Bell was fed up by the lot of it. He’d previously instructed
his pitchers not to retaliate for such things. That stance may have changed.
“We know they’ll do it,” the manager told reporters after the game in a Cincinnati.com report, explaining his argument with the umpires. “I was doing what I could to protect our players. Clearly, we’re not going to get protected. We’ve got to do whatever we can. We’ve got to take matters into our own hands. It’s unfortunate that our players aren’t going to get protected. That’s been made clear, and we know that team will intentionally throw at people. What are you supposed to think?”
“When someone is messing with your livelihood, your career,
who knows? You’ve got to protect yourself. Clearly, we’re not going to get
protected by the umpires or the league. That’s been made clear. Our players
need to do whatever they need to do protect themselves. I’ll back them whatever
that is. For some reason, we think it’s OK to throw at people. For whatever
reason, that was OK many years ago, and we’re still living some rules that I
don’t know about—that it’s OK to intentionally throw at our players. The
umpires think it’s OK. The league thinks it’s somewhat OK. Somebody’s going to
get hurt. We need to take as many measures as possible. Ours need to do
whatever they need to do to stick up for themselves, protect themselves. They
protect themselves, their career.”
Bell has already proved to be angry about this topic to the point of incoherence. Still, the closest the Reds came to a response yesterday was when reliever Raisel Iglesias threw an up-and-in, 97-mph fastball to Bryan Reynolds with an 0-2 count, before eventually striking Reynolds out.

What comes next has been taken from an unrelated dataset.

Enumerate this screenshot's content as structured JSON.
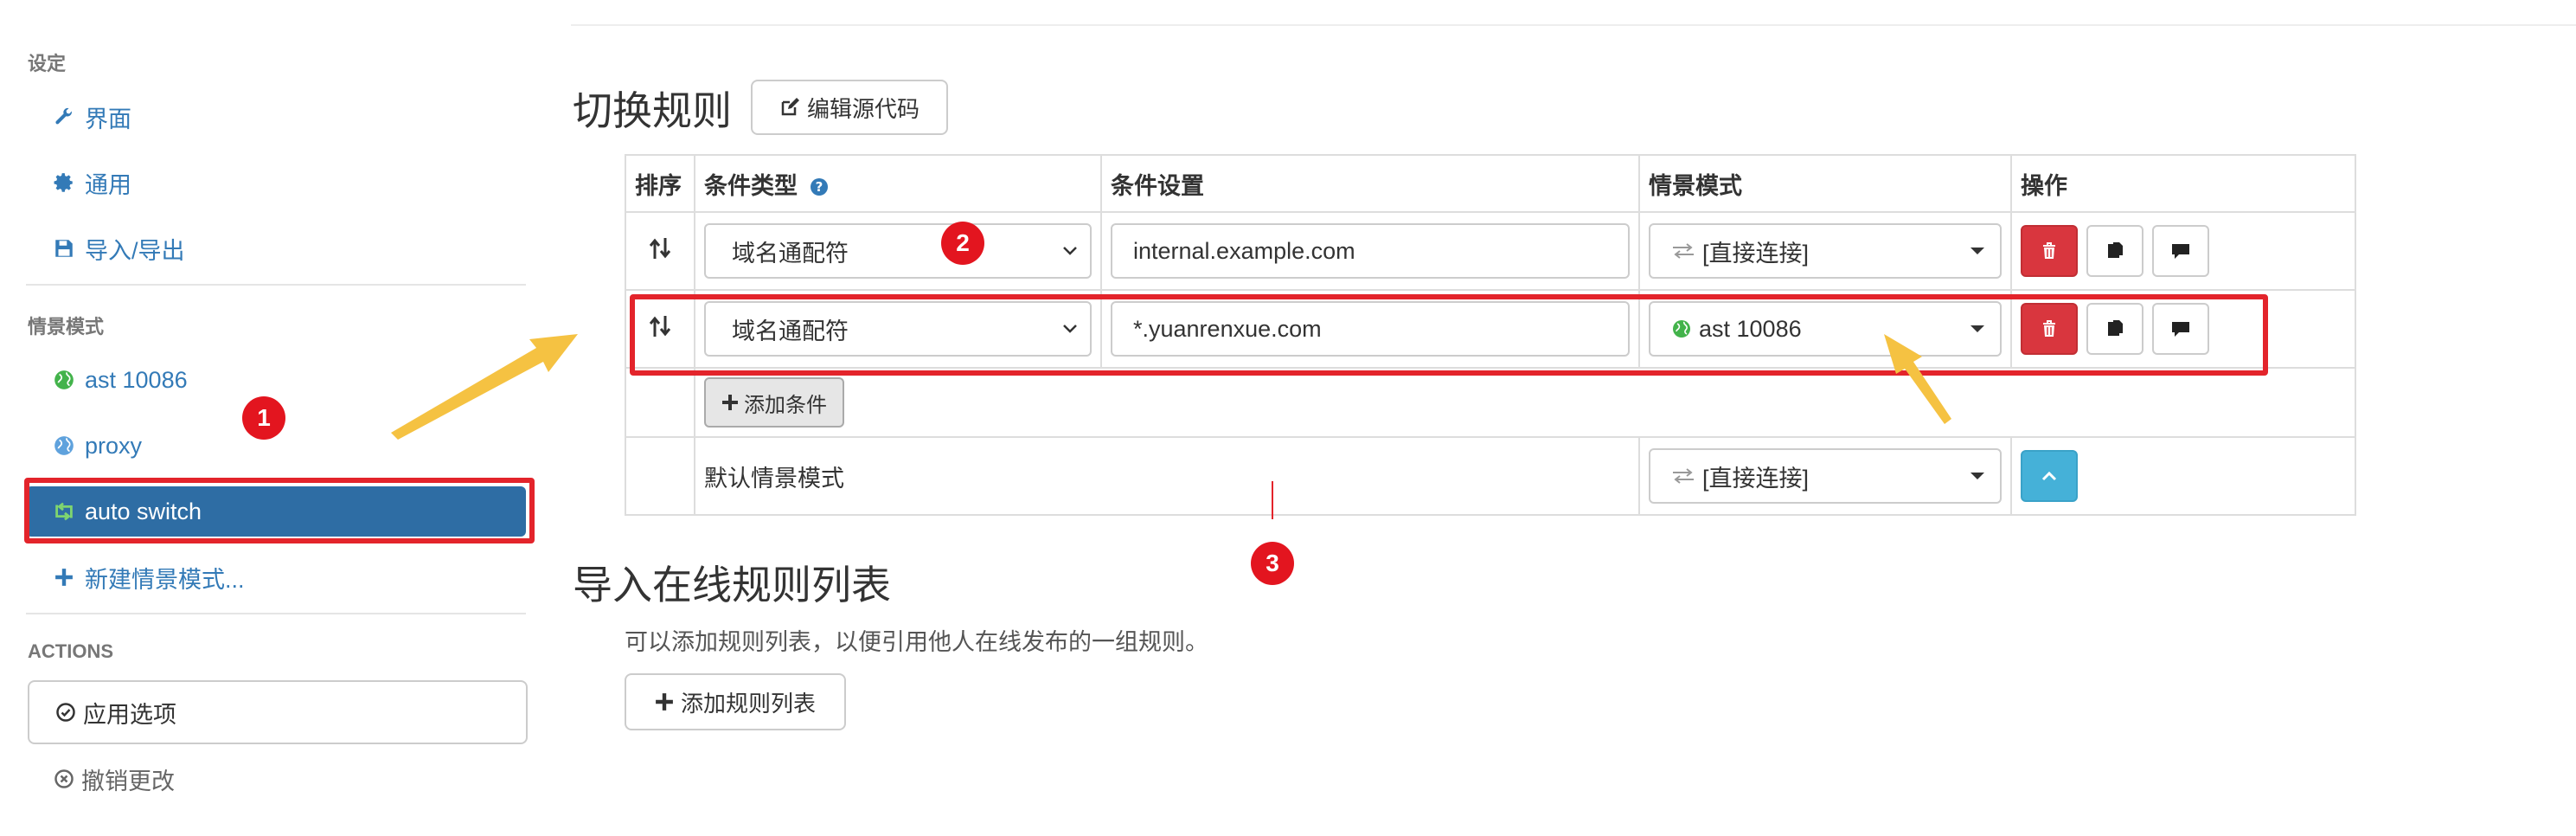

What we’re left with is increasingly high tension. Bell has thrown down one gauntlet. Pirates broadcaster John Wehner threw down another on Pittsburgh radio, when he came down on Dietrich, of all people, for his homer-watching ways: “I can’t stand him. … I don’t understand why you have to do that. It’s different if you’re a Hall of Fame player, you’re a 60-homer guy, you’re an established guy. Nobody ever heard of him before this year.”
Wehner also referenced Dietrich’s grandfather, Steve Demeter, a longtime minor league coach in the Pirates system, who he said “is rolling in his grave every time this guy hits a home run. He’s embarrassed of his grandson.”
Let’s ignore for a moment the very old-school notion of players earning whatever leeway they’re afforded by the sport’s unwritten rules; Wehner seems completely oblivious of the sea change that’s occurred around baseball as pertains to celebrations.
However much they angered the Pirates and Royals, displays like Dietrich’s and Anderson’s are entering the mainstream, to the point of approval from MLB’s own marketing department. Pitchers have the right to try and put a damper on them, but that tactic does not appear to be working very well as a method of dissuasion.
At least Royals-White Sox and Reds-Pirates matchups, despite the meat-headedness therein, are far more interesting now than they were at the beginning of the season.